従つて労働人格の向上なくしては、労働生産性の向上は絶対に期待することはできない。
従つて労働人格の向上のただ
一つの途として、勤労青年
教育の途を開き、これを充實することによつて日本再建の原動力を養つていくことがきわめて重大であり、また必要であることを痛感せざるを得ないのであります。
次に國民大衆への民主主義の浸透徹底という觀點から、われわれは勤労青年
教育の問題を考えなければならぬと思うのであります。民主主義が正しく成長し、發展していきます上には、勤労層にその精神が正しく理解され、またそれが實践に移されて、いかなければならぬと思うのであります。これらの點から考えましても、私どもは勤労青年の教養の度を一層高める方途を講ずることがわが國民主主義の正しい發展のために絶対不可缺の要件であると考えるのであります。

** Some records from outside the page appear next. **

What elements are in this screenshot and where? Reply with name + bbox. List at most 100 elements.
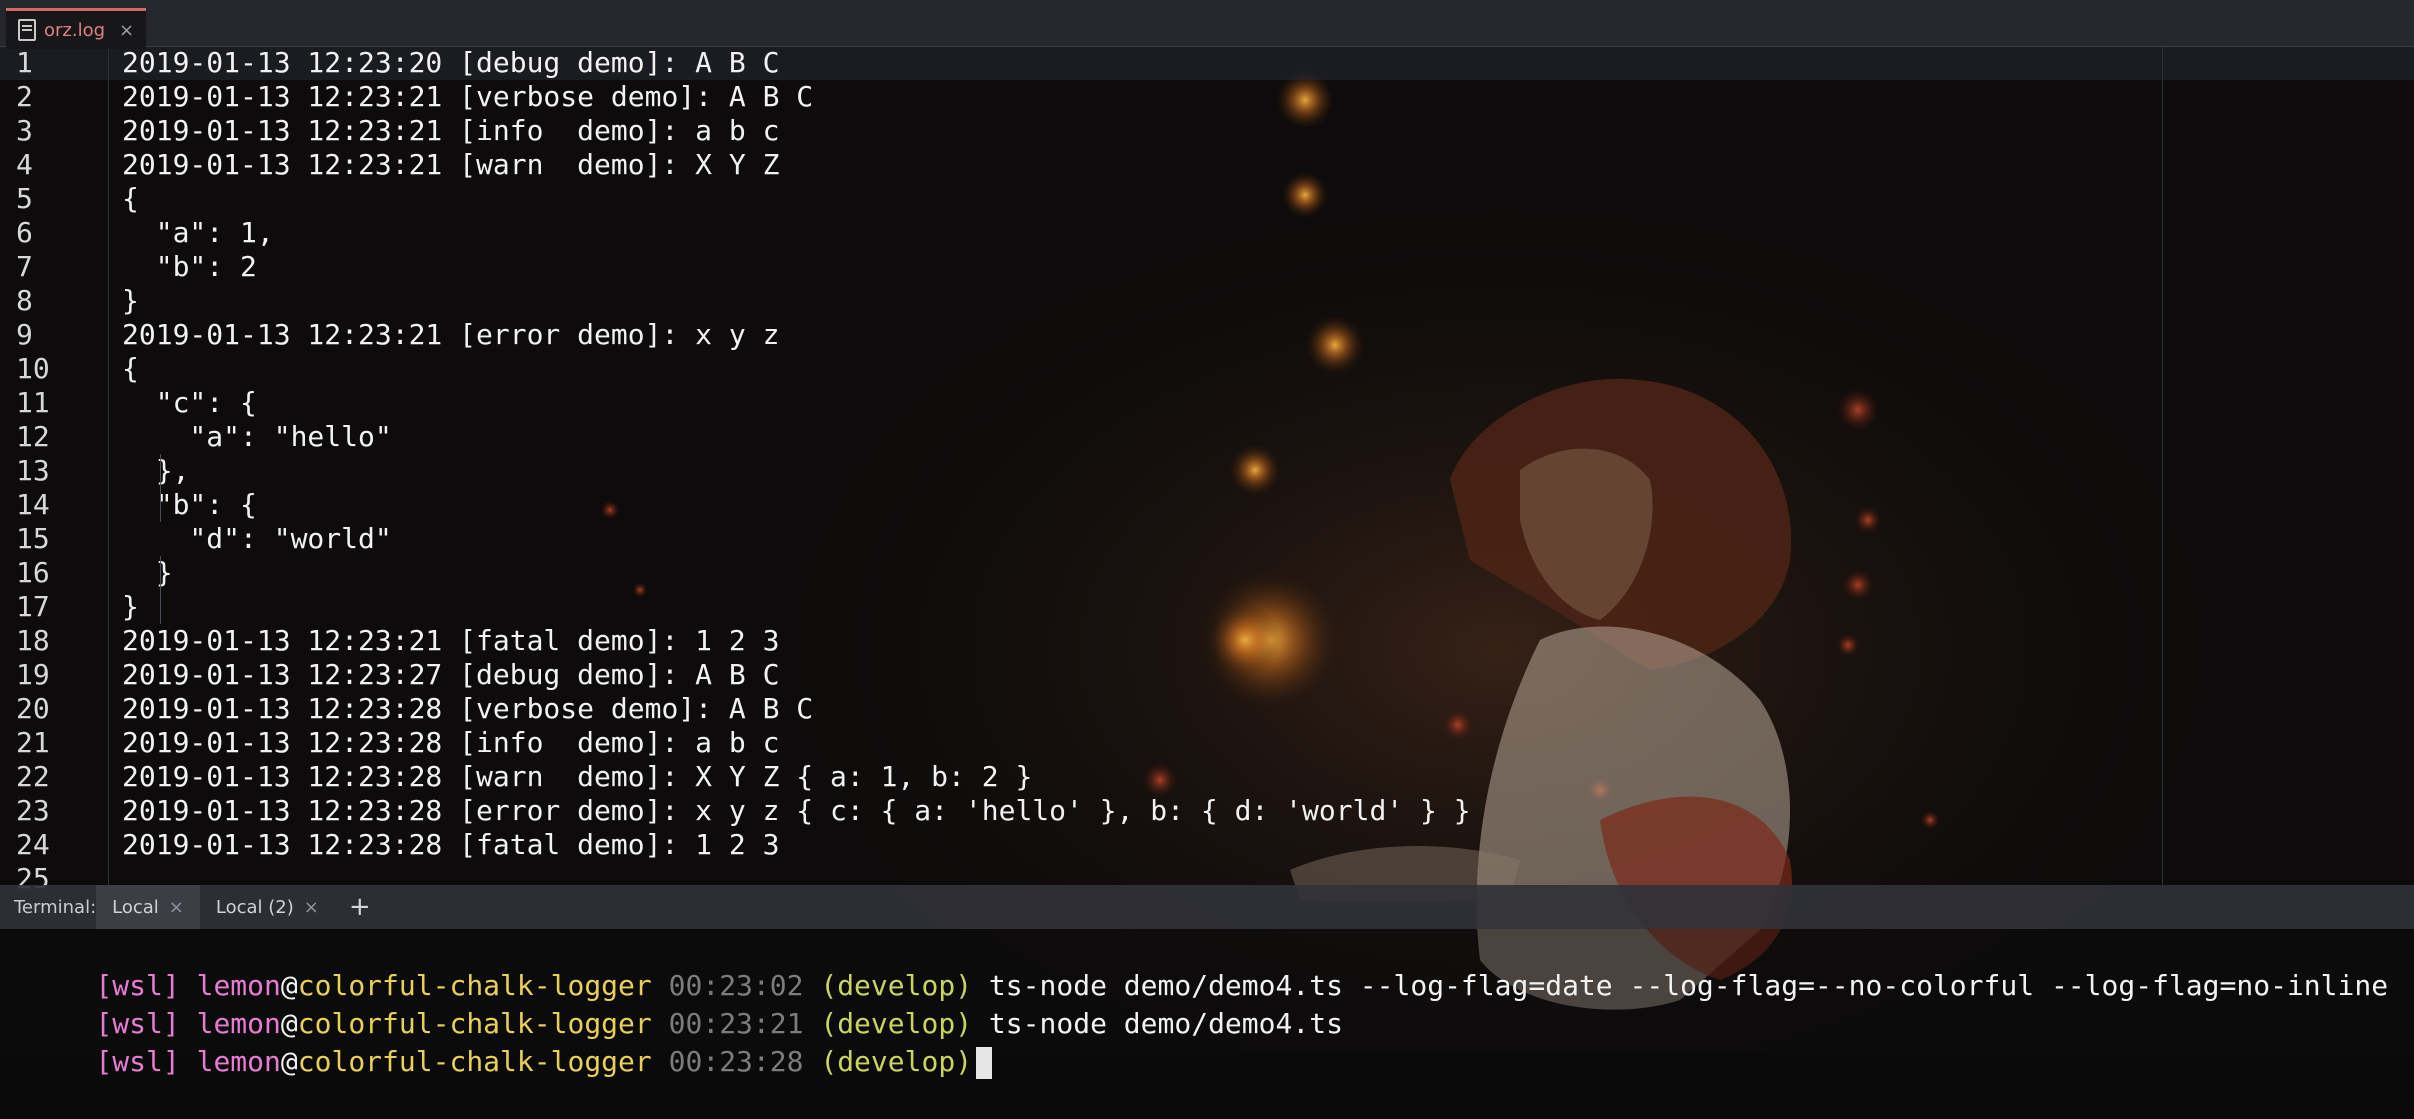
line-number: 3: [16, 114, 33, 147]
code-editor[interactable]: 1 2019-01-13 12:23:20 [debug demo]: A B C…: [0, 46, 2414, 895]
line-number: 9: [16, 318, 33, 351]
indent-guide: [160, 454, 161, 522]
line-number: 10: [16, 352, 50, 385]
line-text: }: [122, 556, 173, 589]
editor-line[interactable]: 15 "d": "world": [0, 522, 2162, 556]
line-text: 2019-01-13 12:23:21 [verbose demo]: A B …: [122, 80, 814, 113]
line-number: 8: [16, 284, 33, 317]
editor-line[interactable]: 23 2019-01-13 12:23:28 [error demo]: x y …: [0, 794, 2162, 828]
line-number: 7: [16, 250, 33, 283]
line-text: 2019-01-13 12:23:21 [fatal demo]: 1 2 3: [122, 624, 780, 657]
indent-guide: [160, 556, 161, 624]
terminal-label: Terminal:: [14, 896, 97, 918]
editor-line[interactable]: 20 2019-01-13 12:23:28 [verbose demo]: A …: [0, 692, 2162, 726]
editor-line[interactable]: 1 2019-01-13 12:23:20 [debug demo]: A B C: [0, 46, 2162, 80]
line-number: 13: [16, 454, 50, 487]
line-text: {: [122, 352, 139, 385]
line-number: 16: [16, 556, 50, 589]
prompt-env: [wsl]: [95, 1045, 180, 1078]
prompt-at: @: [280, 1045, 298, 1078]
line-text: {: [122, 182, 139, 215]
editor-line[interactable]: 14 "b": {: [0, 488, 2162, 522]
line-number: 17: [16, 590, 50, 623]
terminal-prompt-line: [wsl] lemon@colorful-chalk-logger 00:23:…: [28, 929, 2388, 1002]
line-number: 4: [16, 148, 33, 181]
line-number: 19: [16, 658, 50, 691]
editor-line[interactable]: 11 "c": {: [0, 386, 2162, 420]
line-text: "a": 1,: [122, 216, 274, 249]
line-text: 2019-01-13 12:23:28 [warn demo]: X Y Z {…: [122, 760, 1033, 793]
line-number: 11: [16, 386, 50, 419]
close-icon[interactable]: ×: [119, 20, 134, 41]
line-text: "b": {: [122, 488, 257, 521]
editor-line[interactable]: 10 {: [0, 352, 2162, 386]
close-icon[interactable]: ×: [304, 897, 319, 918]
line-text: 2019-01-13 12:23:20 [debug demo]: A B C: [122, 46, 780, 79]
terminal-output[interactable]: [wsl] lemon@colorful-chalk-logger 00:23:…: [0, 929, 2414, 1079]
line-number: 15: [16, 522, 50, 555]
line-number: 14: [16, 488, 50, 521]
line-number: 5: [16, 182, 33, 215]
line-number: 21: [16, 726, 50, 759]
terminal-tab-label: Local (2): [215, 896, 294, 918]
line-number: 1: [16, 46, 33, 79]
right-margin-guide: [2162, 46, 2163, 885]
terminal-tab-bar: Terminal: Local × Local (2) × +: [0, 885, 2414, 929]
editor-line[interactable]: 22 2019-01-13 12:23:28 [warn demo]: X Y Z…: [0, 760, 2162, 794]
line-number: 2: [16, 80, 33, 113]
line-text: 2019-01-13 12:23:21 [info demo]: a b c: [122, 114, 780, 147]
editor-line[interactable]: 2 2019-01-13 12:23:21 [verbose demo]: A B…: [0, 80, 2162, 114]
line-number: 12: [16, 420, 50, 453]
line-text: 2019-01-13 12:23:27 [debug demo]: A B C: [122, 658, 780, 691]
editor-line[interactable]: 18 2019-01-13 12:23:21 [fatal demo]: 1 2 …: [0, 624, 2162, 658]
editor-line[interactable]: 5{: [0, 182, 2162, 216]
line-text: "d": "world": [122, 522, 392, 555]
editor-tab-bar: orz.log ×: [0, 0, 2414, 49]
line-number: 24: [16, 828, 50, 861]
terminal-prompt-line: [wsl] lemon@colorful-chalk-logger 00:23:…: [28, 967, 1343, 1040]
editor-line[interactable]: 7 "b": 2: [0, 250, 2162, 284]
editor-line[interactable]: 9 2019-01-13 12:23:21 [error demo]: x y z: [0, 318, 2162, 352]
close-icon[interactable]: ×: [169, 897, 184, 918]
line-text: 2019-01-13 12:23:28 [error demo]: x y z …: [122, 794, 1471, 827]
line-number: 20: [16, 692, 50, 725]
document-icon: [18, 19, 36, 41]
line-text: 2019-01-13 12:23:21 [warn demo]: X Y Z: [122, 148, 780, 181]
prompt-time: 00:23:28: [668, 1045, 804, 1078]
line-number: 6: [16, 216, 33, 249]
tab-filename: orz.log: [44, 19, 106, 41]
editor-line[interactable]: 17}: [0, 590, 2162, 624]
line-text: }: [122, 590, 139, 623]
line-text: 2019-01-13 12:23:28 [verbose demo]: A B …: [122, 692, 814, 725]
editor-line[interactable]: 19 2019-01-13 12:23:27 [debug demo]: A B …: [0, 658, 2162, 692]
line-number: 23: [16, 794, 50, 827]
editor-line[interactable]: 6 "a": 1,: [0, 216, 2162, 250]
editor-line[interactable]: 3 2019-01-13 12:23:21 [info demo]: a b c: [0, 114, 2162, 148]
prompt-user: lemon: [196, 1045, 281, 1078]
line-number: 22: [16, 760, 50, 793]
line-text: 2019-01-13 12:23:21 [error demo]: x y z: [122, 318, 780, 351]
add-terminal-button[interactable]: +: [335, 892, 385, 922]
terminal-tab-local-2[interactable]: Local (2) ×: [200, 885, 335, 929]
line-text: 2019-01-13 12:23:28 [info demo]: a b c: [122, 726, 780, 759]
editor-line[interactable]: 12 "a": "hello": [0, 420, 2162, 454]
line-text: }: [122, 284, 139, 317]
tab-orz-log[interactable]: orz.log ×: [6, 8, 147, 49]
prompt-branch: (develop): [820, 1045, 973, 1078]
line-text: 2019-01-13 12:23:28 [fatal demo]: 1 2 3: [122, 828, 780, 861]
terminal-tab-local[interactable]: Local ×: [96, 885, 200, 929]
line-text: },: [122, 454, 190, 487]
editor-line[interactable]: 21 2019-01-13 12:23:28 [info demo]: a b c: [0, 726, 2162, 760]
line-text: "c": {: [122, 386, 257, 419]
terminal-tab-label: Local: [112, 896, 159, 918]
editor-line[interactable]: 16 }: [0, 556, 2162, 590]
line-number: 18: [16, 624, 50, 657]
line-text: "a": "hello": [122, 420, 392, 453]
line-text: "b": 2: [122, 250, 257, 283]
editor-line[interactable]: 13 },: [0, 454, 2162, 488]
terminal-prompt-line: [wsl] lemon@colorful-chalk-logger 00:23:…: [28, 1005, 993, 1079]
editor-line[interactable]: 8}: [0, 284, 2162, 318]
prompt-host: colorful-chalk-logger: [297, 1045, 652, 1078]
editor-line[interactable]: 4 2019-01-13 12:23:21 [warn demo]: X Y Z: [0, 148, 2162, 182]
editor-line[interactable]: 24 2019-01-13 12:23:28 [fatal demo]: 1 2 …: [0, 828, 2162, 862]
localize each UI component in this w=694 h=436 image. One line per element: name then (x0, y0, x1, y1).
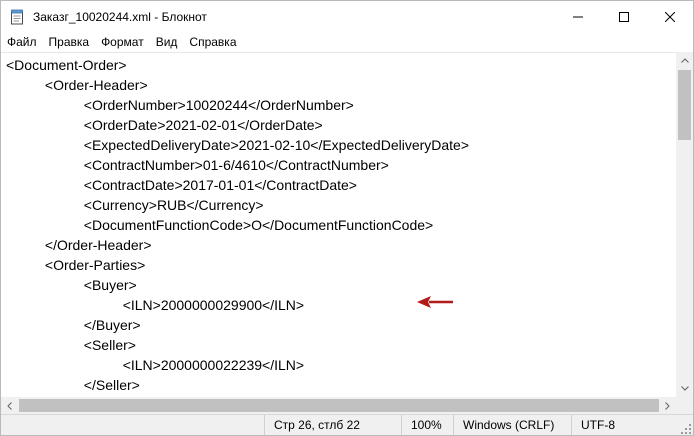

かように考えますときに、どうしてもこれら勤労青年のための教養の機關として、
定時制高等學校設置の急務であることを考えざるを得ないのであります。翻つて、過去の日本の勤労青年がいかなる
状態におかれ、またいかに扱われてきたかということも、一応われわれはここで反省しなければならぬと思うのであります。端的に申しますならば、過去の日本の勤労青年は、ほとんど國家や資本家の搾取の
対象として考えられ、また扱われてまいつたのでありまして、奪われるものこそあつたけれども、與えられたものはほとんどないといつてよろしいとわれわれは考えております。また心ある青年は、かような見方をし、
考え方をするように
なつてまいつておるのであります。今こそ、われわれは基本的人権として與えられておりますところの
教育の権利を、彼らの上にも、公平に均霑せしめることが、國家の責任であると考えるのであります。今これらの勤労青年の優秀なる者は、心から祖國の前途を憂えて、いかにして日本再建のお役に立つことができるかということをまじめに考えております。これらのまじめな働く青年に希望と光明とを與え、彼らの力を遺憾なく國家再建のために發揮させ、結集させるということにつきまして、お互いもつとまじめに眞剣に考えてやらなければならぬと思うのであります。このことを考えますときに、私は最近におけるいわゆる青少年の不良化の問題も、また考え出してくるのであります。私の確實な
調査によりますと、男子におきましては十六歳から二十一歳まで、年を逐うて非常な急カーブを描いて、いわゆる不良青年の數が増加しております。またいわゆるやみの女の數は十八歳から二十二歳まで、これまた年の順序を逐うて著しく殖えておるのであります。一方積極的に青年の教養によつて、労働の生産性を高め、認識を健全に育てていく根基として力をつけると同時に、かような青少年の不良化ということに対しましても、ここに十分な
教育の機会を與えることの必要を、心から感ぜざるを得ないのであります。私は権威ある、そして
教育に眞の理解をもつておりますこの
委員会が全國数百蔓のこれら勤労青年が何を求め何を考えているかということを十分御賢察くださいまして、憲法第二十六條が國民に約束しております
教育の権利を均霑せしむるように、そうして全日本の青年が希望と光明とに輝きつつ、働きかつ學ぶまじめな道を進むことのできますように、特別な御考慮をお願い申し上げたいと思うのであります。
以上
請願者の意のあるところをお傳え申し上げまして、皆様の特別のお力添えをお願い申し上げます。